Here's how I guess I'd have it play out if I was a god who was conceived as a loving father who had created my children in my own image. First, I'd let those created-in-my-own-image children know that their finite existences, was a reflection of my own finite existence. They die; I die. What help and comfort I can be to them will be short-lived - a century or so, at most. Since I am like them and they don't know when they'll die, I don't know when I'll die either. For the time I had available to benefit my children, I would do what I could to still their fears. Meanwhile, as a loving father, I would give them what I could to make their lives more comfortable, enjoyable, and sustainable: I would give them knowledge.
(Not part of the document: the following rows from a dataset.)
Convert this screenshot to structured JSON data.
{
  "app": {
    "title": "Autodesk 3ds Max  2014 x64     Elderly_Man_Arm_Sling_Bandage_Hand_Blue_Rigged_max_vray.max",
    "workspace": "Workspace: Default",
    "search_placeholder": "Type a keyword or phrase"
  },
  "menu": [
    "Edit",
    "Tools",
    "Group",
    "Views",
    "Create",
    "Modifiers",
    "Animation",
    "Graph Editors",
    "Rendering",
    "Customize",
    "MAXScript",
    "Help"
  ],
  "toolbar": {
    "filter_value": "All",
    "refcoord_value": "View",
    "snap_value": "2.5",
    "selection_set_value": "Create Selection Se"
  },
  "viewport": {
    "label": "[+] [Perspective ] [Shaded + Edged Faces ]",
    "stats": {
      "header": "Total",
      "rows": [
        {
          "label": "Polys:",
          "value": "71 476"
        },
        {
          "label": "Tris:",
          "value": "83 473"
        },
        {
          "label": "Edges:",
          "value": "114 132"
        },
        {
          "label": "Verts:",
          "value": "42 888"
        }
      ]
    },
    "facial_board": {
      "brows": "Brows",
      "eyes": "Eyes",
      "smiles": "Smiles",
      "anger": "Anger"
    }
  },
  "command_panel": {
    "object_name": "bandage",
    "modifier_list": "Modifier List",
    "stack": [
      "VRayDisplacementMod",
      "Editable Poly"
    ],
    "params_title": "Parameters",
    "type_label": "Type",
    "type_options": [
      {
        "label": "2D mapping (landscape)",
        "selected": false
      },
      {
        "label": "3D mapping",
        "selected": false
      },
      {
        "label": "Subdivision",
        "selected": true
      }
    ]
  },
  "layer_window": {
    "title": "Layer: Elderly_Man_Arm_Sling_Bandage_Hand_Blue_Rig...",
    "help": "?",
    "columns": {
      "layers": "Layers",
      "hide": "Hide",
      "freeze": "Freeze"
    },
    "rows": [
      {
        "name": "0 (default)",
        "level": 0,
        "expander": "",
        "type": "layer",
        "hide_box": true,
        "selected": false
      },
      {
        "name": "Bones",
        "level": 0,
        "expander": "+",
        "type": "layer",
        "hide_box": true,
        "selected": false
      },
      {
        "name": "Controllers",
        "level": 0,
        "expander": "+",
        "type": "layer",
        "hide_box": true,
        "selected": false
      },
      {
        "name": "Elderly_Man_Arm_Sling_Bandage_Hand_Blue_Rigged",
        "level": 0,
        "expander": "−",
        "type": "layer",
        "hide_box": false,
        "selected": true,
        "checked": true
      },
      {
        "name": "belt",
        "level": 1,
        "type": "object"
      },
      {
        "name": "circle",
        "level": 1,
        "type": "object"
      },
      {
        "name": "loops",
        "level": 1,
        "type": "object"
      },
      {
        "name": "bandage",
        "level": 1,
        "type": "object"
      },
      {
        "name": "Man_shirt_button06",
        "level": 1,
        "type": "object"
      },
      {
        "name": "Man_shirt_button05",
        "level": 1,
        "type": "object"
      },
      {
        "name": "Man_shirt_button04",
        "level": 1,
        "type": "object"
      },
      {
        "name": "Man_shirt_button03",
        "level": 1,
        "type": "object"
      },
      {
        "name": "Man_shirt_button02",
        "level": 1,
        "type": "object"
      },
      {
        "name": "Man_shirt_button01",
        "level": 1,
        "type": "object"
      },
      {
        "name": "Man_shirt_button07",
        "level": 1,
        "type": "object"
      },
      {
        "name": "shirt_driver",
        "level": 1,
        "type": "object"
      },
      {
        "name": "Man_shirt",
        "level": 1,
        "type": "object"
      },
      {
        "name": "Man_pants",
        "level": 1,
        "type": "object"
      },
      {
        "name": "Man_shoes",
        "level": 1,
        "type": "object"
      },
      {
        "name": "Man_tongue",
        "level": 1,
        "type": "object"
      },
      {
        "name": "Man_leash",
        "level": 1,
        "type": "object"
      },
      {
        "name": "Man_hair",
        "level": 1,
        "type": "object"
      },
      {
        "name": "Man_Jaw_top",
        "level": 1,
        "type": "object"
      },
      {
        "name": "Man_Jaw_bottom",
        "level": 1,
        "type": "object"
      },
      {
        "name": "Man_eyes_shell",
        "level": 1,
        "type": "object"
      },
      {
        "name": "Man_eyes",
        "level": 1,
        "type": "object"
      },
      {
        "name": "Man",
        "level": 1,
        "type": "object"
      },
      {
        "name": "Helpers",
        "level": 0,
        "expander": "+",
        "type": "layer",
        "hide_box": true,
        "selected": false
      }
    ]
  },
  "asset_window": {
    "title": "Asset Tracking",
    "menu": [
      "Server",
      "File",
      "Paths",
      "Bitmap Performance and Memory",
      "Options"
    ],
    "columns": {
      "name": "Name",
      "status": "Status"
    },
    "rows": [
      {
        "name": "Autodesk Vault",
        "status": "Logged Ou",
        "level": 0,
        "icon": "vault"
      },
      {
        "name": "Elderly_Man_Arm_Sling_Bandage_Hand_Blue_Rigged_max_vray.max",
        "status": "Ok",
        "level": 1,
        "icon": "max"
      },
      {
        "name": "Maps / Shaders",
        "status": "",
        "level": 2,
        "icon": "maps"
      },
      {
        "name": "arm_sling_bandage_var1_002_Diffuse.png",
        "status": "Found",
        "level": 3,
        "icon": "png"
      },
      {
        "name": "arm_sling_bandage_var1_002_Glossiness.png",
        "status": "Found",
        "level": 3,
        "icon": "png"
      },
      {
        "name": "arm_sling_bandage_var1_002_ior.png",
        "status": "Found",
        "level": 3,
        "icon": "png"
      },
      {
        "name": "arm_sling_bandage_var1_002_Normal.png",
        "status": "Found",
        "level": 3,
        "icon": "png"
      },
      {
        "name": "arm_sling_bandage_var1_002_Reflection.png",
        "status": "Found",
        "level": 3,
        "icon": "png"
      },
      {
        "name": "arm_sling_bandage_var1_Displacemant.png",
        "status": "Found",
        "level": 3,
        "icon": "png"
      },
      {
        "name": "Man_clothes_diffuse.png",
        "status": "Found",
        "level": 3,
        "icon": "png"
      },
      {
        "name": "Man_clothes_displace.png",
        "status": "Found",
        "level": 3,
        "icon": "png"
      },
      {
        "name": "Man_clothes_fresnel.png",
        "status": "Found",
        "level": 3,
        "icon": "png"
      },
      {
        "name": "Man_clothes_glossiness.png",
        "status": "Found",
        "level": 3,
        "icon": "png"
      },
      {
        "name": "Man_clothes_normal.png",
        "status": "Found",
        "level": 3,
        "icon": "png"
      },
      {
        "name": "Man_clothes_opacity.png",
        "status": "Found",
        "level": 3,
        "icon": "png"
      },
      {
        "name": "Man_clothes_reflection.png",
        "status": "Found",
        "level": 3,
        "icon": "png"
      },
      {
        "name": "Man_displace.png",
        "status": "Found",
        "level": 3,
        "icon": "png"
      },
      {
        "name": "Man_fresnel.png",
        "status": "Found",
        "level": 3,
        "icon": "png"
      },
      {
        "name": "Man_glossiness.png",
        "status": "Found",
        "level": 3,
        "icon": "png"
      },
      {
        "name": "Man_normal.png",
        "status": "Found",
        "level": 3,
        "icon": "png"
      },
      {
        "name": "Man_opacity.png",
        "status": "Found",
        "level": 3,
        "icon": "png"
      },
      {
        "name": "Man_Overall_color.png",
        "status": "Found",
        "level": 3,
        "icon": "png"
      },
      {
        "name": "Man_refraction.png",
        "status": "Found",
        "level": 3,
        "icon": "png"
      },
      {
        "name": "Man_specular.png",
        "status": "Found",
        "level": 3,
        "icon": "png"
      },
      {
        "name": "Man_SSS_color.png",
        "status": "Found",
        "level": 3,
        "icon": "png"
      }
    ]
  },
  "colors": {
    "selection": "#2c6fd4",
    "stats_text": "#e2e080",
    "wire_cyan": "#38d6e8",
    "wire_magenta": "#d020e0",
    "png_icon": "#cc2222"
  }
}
Knowing I, like each of my children, was destined to die, I would do what I could to move them as far up the learning curve of the natural order of things as possible before my demise. I'd teach them germ theory, atomic theory, the big bang, quantum mechanics, and evolutionary theory. All the standards of modern science. I would share as much as possible, and then I would die.

Since all of my children had been created in my image, they would never harm each other in any way, so they would all live in peace.

It's completely wishful thinking, just like religion. But, sometimes, just occasionally, I willfully abandon myself to these flights of fancy: I imagine a world where not a single one of my fellow men suffers - no hunger, no thirst, no disease, no want, no ignorance, no hate. It's a comforting indulgence. It's a mild delusion. But, alas, it solves no problem; it alleviates no suffering.

Unknown said...

Hi. I wanted to reply to this thread, but my reply got so long that I decided to created my own blog entry. You can read it here: Thoughts on home schooling

Fiery said...

Hello Kazim and welcome! I definitely have been in the position where a comment turned into way more than I wanted to leave on someone else's blog.

I've read your post and will need to reread it again and give it some thought before I comment on your blog.